Голубев заметил, что фамилию Жлобы кто-то старался зачеканить тупым зубилом, но далее расспрашивать не стал, а тут подошел автобус лесхоза и надо было провожать Любу. Горластые девчата-культурницы, все в заношенных комбинезонах и резиновых сапогах, подняли крик, потащили Голубева с собой в машину, предлагали ему невесту на выбор и вышучивали бригадиршу в зеленой фуражке, и он едва отбился от хуторских красавиц, пошел к Белоконю.

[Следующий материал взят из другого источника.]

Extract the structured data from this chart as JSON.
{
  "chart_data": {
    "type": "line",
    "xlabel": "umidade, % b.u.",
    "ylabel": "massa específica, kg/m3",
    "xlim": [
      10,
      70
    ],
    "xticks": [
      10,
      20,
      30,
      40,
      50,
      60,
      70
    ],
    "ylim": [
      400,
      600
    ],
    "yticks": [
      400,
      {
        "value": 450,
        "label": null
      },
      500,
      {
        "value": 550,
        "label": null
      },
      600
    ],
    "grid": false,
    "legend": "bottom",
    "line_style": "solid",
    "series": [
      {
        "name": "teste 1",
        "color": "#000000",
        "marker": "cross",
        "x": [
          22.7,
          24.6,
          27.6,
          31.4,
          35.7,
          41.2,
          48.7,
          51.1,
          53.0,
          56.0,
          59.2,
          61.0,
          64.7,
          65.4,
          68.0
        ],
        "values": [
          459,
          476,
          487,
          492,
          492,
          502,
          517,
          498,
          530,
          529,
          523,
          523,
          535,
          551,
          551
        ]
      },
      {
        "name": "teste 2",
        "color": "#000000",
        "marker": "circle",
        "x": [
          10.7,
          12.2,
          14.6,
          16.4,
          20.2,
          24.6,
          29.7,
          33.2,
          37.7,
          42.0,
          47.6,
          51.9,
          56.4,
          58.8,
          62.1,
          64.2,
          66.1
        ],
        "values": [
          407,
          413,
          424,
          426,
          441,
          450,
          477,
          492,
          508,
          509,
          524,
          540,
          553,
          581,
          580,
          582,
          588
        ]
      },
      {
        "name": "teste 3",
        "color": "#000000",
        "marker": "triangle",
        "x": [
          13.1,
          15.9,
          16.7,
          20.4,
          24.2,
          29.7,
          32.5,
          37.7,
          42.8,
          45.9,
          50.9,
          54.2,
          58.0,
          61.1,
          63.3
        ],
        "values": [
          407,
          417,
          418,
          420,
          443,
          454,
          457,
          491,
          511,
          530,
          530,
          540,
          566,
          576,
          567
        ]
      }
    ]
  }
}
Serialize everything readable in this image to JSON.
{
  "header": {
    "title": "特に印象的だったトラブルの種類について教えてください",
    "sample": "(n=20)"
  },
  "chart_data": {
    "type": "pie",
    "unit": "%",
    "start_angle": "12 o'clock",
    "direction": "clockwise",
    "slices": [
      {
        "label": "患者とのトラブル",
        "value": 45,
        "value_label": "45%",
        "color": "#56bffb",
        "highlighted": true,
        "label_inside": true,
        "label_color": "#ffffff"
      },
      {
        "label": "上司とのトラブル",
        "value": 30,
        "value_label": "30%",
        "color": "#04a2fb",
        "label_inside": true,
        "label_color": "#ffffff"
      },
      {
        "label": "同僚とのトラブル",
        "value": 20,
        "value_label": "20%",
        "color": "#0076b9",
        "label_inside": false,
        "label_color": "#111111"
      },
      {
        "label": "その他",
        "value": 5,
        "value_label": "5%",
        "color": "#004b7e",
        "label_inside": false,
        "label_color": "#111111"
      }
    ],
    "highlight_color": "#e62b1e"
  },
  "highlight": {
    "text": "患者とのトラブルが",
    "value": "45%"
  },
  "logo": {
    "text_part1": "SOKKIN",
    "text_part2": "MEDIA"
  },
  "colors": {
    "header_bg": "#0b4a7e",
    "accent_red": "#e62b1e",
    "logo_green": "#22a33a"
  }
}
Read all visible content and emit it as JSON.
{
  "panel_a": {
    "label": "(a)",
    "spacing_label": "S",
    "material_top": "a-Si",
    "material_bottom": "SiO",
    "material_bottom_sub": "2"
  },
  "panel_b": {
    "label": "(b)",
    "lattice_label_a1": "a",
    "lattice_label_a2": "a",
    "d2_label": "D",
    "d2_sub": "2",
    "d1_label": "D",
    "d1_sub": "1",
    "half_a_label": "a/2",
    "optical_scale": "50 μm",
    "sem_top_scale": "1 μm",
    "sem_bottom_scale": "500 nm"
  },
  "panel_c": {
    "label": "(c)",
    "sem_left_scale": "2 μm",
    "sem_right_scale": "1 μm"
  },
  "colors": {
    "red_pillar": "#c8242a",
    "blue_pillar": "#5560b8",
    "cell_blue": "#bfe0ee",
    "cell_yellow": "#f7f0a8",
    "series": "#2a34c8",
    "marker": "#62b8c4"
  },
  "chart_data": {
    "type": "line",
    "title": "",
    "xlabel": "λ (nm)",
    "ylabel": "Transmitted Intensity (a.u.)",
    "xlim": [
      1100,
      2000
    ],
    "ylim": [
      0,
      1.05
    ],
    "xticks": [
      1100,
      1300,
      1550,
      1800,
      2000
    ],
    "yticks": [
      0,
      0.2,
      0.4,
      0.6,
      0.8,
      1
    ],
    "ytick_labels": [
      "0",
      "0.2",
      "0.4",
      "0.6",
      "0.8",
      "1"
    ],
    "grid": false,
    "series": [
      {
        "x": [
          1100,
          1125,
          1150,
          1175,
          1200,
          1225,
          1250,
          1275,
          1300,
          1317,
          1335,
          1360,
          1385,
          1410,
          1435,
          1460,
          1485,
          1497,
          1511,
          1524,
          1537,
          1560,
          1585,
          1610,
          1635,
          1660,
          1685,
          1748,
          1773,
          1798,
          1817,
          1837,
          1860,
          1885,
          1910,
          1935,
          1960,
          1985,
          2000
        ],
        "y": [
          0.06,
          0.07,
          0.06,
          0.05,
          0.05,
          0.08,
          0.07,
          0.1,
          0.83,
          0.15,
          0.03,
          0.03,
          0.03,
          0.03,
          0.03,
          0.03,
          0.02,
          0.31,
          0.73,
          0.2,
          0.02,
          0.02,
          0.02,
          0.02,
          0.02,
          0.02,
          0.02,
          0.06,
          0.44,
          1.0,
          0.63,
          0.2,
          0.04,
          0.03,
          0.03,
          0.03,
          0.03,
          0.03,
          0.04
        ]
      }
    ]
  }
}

И вот, с самого утра, колыхаясь на ухабах полевой дороги, он не переставал думать о людях, повстречавшихся ему здесь, о превратностях их судеб и пестром многоцветий жизни, что пронеслась над здешними зелеными предгорьями за истекшие десятилетия.

А места вокруг были и в самом деле веселые!

Тихая в эту пору года речка вилась меж зеленых берегов, занятых табаком и кукурузой, стремительно огибала серые скалы с обнажениями древних пород, клокотала на камнях перекатов и вновь растекалась широкими плесами в глубокой и прохладной тени огромных верб и белолистных осокорей. Холодные ручьи сбегали с гор и, вскипая белыми бурунами, мчались под высокими сваями мостов, рассчитанных на полую воду. А над клокочущей быстриной солнечными радугами вставала водяная пыль, и самый воздух в зеленой лиственной тени был ощутимо густой и вкусный.

– Дома отдыха, дачи бы здесь строить, – непроизвольно вырвалось у Голубева, когда машина чуть ли не вприпрыжку миновала один из мостов и вырвалась на крутой противоположный взгорок..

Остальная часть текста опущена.